Enquanto formadora, meu papel não se encerra nesses encontros formativos. Os coordenadores pedagógicos também recebem orientações, pois precisam entender e conhecer melhor o trabalho do AEE, de modo a poderem desmistificar alguns conceitos e contribuir significativamente para o desenvolvimento do estudante PAEE. A forma que encontramos de orientar esses gestores tem sido o acompanhamento presencial nas unidades escolares que são polos do AEE. 

O acompanhamento é o momento em que o coordenador pedagógico é orientado sobre o papel do professor do AEE na escola e a importância de um trabalho em conjunto com os outros profissionais. 

Esses momentos também possibilitam entender como a atuação do professor do AEE impacta a escola, seja pela eliminação de barreiras ou pela observação de como ocorre a articulação do trabalho com o professor da sala regular, com foco na aprendizagem. As formações podem contribuir para a mudança de conceitos, o que inclui o combate ao capacitismo, uma vez que oferecem conhecimentos que auxiliam também o docente regente a incluir esse estudante em todas as situações de ensino e aprendizagem. Os dois juntos, professores regente e do AEE, com apoio da coordenação pedagógica, vão observar quais barreiras impedem esse aluno de aprender, e cada um fará sua parte para que elas sejam eliminadas. 

…os resultados aparecem 

É um processo difícil, mas os resultados estão surgindo: durante um dos acompanhamentos nas unidades escolares, uma das professoras do AEE com a qual atuamos foi muito elogiada pelo trabalho que estava desenvolvendo. Segundo a diretora, ela tem feito a diferença na escola, uma vez que os estudantes atendidos por ela estão evoluindo muito e a articulação com os outros profissionais, com orientações pertinentes e assertivas, estão propiciando um ótimo desenvolvimento da aprendizagem dos estudantes PAEE. 
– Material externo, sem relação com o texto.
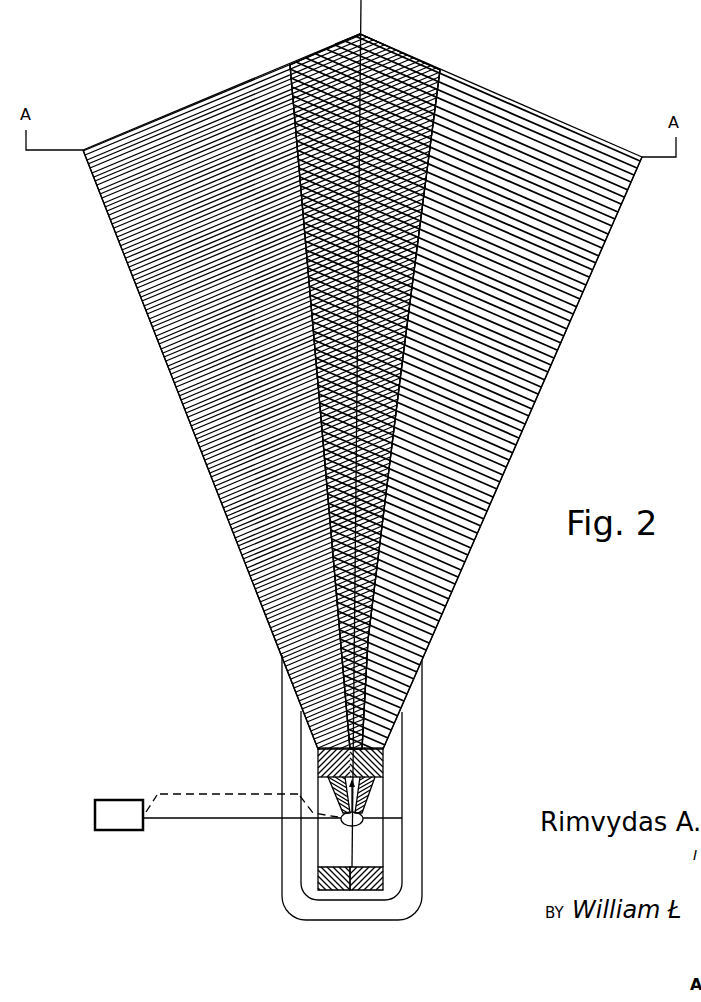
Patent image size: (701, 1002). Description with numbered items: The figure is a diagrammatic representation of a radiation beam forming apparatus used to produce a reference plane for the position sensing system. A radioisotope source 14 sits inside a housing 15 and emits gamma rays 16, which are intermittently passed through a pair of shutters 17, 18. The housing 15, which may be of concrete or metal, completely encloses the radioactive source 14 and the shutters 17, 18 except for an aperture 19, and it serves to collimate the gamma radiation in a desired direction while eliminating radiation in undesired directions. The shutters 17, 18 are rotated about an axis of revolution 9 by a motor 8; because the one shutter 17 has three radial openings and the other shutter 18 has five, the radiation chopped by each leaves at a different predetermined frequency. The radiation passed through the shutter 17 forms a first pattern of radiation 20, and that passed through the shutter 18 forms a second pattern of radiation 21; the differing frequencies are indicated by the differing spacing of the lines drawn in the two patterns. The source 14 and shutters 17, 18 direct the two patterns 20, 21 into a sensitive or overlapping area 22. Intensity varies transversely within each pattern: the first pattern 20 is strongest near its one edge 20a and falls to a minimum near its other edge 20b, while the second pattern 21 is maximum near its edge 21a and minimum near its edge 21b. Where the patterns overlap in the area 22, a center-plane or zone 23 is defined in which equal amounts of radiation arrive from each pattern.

The motor 8 is at (125, 826).
The axis of revolution 9 is at (223, 818).
The radioisotope source 14 is at (350, 826).
The housing 15 is at (282, 900).
The gamma rays 16 is at (327, 788).
The shutter 17 is at (335, 892).
The shutter 18 is at (372, 890).
The aperture 19 is at (423, 693).
The first pattern of radiation 20 is at (163, 112).
The edge of first radiation pattern 20a is at (133, 283).
The edge of first radiation pattern 20b is at (443, 113).
The second pattern of radiation 21 is at (613, 108).
The edge of second radiation pattern 21a is at (600, 257).
The edge of second radiation pattern 21b is at (290, 82).
The overlapping area 22 is at (416, 49).
The center-plane 23 is at (335, 45).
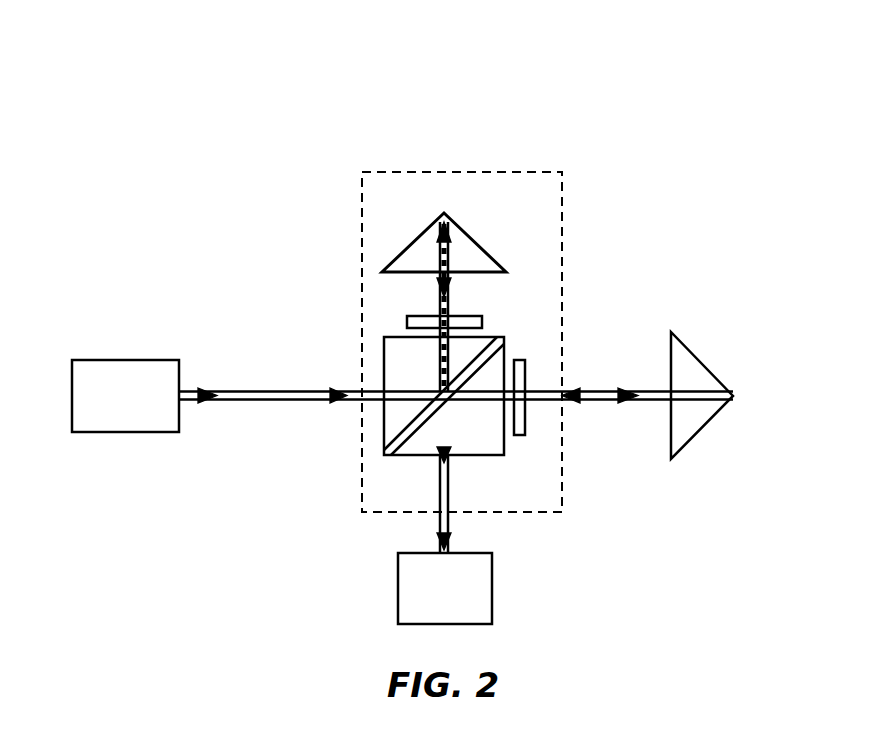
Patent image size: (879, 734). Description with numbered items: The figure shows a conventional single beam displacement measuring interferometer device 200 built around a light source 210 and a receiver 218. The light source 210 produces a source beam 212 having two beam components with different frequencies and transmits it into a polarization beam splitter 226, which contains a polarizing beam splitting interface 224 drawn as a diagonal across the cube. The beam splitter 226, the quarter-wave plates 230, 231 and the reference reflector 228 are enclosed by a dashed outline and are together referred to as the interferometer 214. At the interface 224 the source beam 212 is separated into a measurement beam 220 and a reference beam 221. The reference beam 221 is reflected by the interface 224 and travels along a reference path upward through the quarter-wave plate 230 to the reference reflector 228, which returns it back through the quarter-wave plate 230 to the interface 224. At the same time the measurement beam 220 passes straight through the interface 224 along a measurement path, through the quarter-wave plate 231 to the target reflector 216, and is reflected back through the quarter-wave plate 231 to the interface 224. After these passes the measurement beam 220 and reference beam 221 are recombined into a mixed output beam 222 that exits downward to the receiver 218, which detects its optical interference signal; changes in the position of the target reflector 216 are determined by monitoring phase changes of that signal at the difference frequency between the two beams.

Sigo acreditando nesses profissionais, tendo ao meu lado uma parceira de trabalho que também acredita, e esse acreditar não nos deixa desistir. O trabalho foi iniciado e o objetivo com certeza será alcançado! 

Sobre a autora

Maria Luiza Sobreira de Oliveira (Malu Sobreira) é mestra em psicologia educacional pelo Centro Universitário Unifieo. Com 31 anos de atuação, fez magistério e é graduada em pedagogia, com especialização em psicopedagogia, educação especial e docência do ensino superior. É professora dos anos iniciais do ensino fundamental  no município de Itapevi (SP), onde, há 6 anos, integra a equipe técnica da Gerência de Atendimento Educacional Especializado (GAEE) na secretaria de educação. Na GAEE, exerce a função de orientação pedagógica aos coordenadores de todas as unidades escolares quanto ao trabalho com o público-alvo da educação especial, de acompanhamento e de formação continuada dos professores do Atendimento Educacional Especializado (AEE).